O grande diferencial que essas organizações trazem para as agências do governo é a contínua disponibilidade e capacitação atualizadas, suprindo as necessidades das organizações de governo na sua missão junto à sociedade, sem descontinuidades comuns decorrentes de movimentação de pessoas e lideranças, atualização tecnológica, exemplos que tipicamente ocorrem em organizações públicas e que prejudicam as suas produtividades, e a sociedade.

Podemos dizer que no Brasil existem modelos parecidos de organizações, mas que não têm as mínimas garantias de continuidade e sobrevivência pela ausência de um desenho institucional estruturado moderno e mais adequado de governo, que separem os interesses legítimos das forças de mercado daquelas ligadas a interesses estratégicos ou de longo prazo do Estado e das organizações do governo, estes necessariamente considerados em planejamentos estraté- gicos de alto nível. Como consequência temos vazios na legislação de compras e a pobreza qualitativa nos orçamentos governamentais, realidade transparente e repetitiva na vida brasileira.

O governo brasileiro poderá ter grandes benefícios se aceitar e souber integrar a atuação da Defesa e da Ciência e Tecnologia e promover a atuação parceira em conjunto com organizações desse tipo.

Uma visão de valor desse modelo pode ser encontrada em um trecho da entrevista do ministro Mangabeira Unger intitulada “Crítica ao Pensamento Jurídico Brasileiro, segundo Mangabeira Unger” reproduzida a seguir:

“…Mas há uma outra opção. E esta outra opção se tornará cada vez mais importante durante o curso do século 21 e apresenta um grande desafio para o Direito.

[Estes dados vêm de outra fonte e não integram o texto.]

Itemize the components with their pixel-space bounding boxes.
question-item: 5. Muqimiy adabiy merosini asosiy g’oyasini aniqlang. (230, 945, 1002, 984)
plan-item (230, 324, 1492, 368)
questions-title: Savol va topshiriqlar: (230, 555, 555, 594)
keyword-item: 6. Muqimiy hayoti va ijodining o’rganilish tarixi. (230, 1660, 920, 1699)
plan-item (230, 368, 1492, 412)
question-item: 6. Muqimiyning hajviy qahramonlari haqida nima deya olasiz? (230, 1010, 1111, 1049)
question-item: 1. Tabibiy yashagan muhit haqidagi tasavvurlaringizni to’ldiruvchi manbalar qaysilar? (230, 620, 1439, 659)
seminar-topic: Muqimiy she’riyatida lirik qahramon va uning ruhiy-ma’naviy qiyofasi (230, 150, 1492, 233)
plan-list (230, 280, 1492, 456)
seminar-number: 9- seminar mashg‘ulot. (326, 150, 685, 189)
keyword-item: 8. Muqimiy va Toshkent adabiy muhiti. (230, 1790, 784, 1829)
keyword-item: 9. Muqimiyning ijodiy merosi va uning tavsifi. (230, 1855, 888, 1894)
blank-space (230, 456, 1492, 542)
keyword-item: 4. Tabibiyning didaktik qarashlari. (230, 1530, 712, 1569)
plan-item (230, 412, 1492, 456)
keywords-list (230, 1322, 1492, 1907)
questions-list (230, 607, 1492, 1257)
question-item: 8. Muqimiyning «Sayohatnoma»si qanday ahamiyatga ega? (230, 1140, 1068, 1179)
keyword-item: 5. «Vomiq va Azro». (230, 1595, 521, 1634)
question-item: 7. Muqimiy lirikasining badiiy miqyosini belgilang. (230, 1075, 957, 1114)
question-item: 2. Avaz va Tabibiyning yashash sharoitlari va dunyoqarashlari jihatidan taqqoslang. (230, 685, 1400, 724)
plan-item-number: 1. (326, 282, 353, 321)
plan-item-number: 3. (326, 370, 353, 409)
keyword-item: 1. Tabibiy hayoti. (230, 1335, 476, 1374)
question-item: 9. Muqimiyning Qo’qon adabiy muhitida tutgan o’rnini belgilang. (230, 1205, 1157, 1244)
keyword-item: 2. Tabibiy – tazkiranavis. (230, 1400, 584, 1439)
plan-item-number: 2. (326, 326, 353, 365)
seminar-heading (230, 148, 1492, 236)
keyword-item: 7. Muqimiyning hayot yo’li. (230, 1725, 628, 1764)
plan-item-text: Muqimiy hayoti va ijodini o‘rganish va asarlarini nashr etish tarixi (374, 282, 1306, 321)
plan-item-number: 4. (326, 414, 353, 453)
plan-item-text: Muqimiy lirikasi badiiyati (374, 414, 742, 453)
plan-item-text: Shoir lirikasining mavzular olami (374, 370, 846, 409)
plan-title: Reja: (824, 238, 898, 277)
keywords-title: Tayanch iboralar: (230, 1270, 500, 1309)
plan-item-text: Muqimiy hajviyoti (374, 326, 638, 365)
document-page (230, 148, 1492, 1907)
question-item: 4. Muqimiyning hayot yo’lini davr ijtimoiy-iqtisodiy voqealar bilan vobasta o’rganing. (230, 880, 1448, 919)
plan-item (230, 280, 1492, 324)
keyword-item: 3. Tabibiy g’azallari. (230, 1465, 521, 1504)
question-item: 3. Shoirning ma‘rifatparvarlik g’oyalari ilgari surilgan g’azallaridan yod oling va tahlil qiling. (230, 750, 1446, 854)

Esta outra opção é o engajamento da sociedade civil independente, sem objetivo de lucro, como parceira do Estado na qualificação dos serviços públicos.”

Essa realidade também pode ser vista como uma oportunidade para o Ministério da Defesa, que precisa de solução continuada para a missão constitucional e operacional para atuação das Forças Armadas e, por conta disso, tornar mais real, prática e visível a sua contribuição com o desenvolvimento tecnológico e soberania nacional, em parceria com o Ministério da Ciência e Tecnologia, como acontece na maioria das nações desenvolvidas.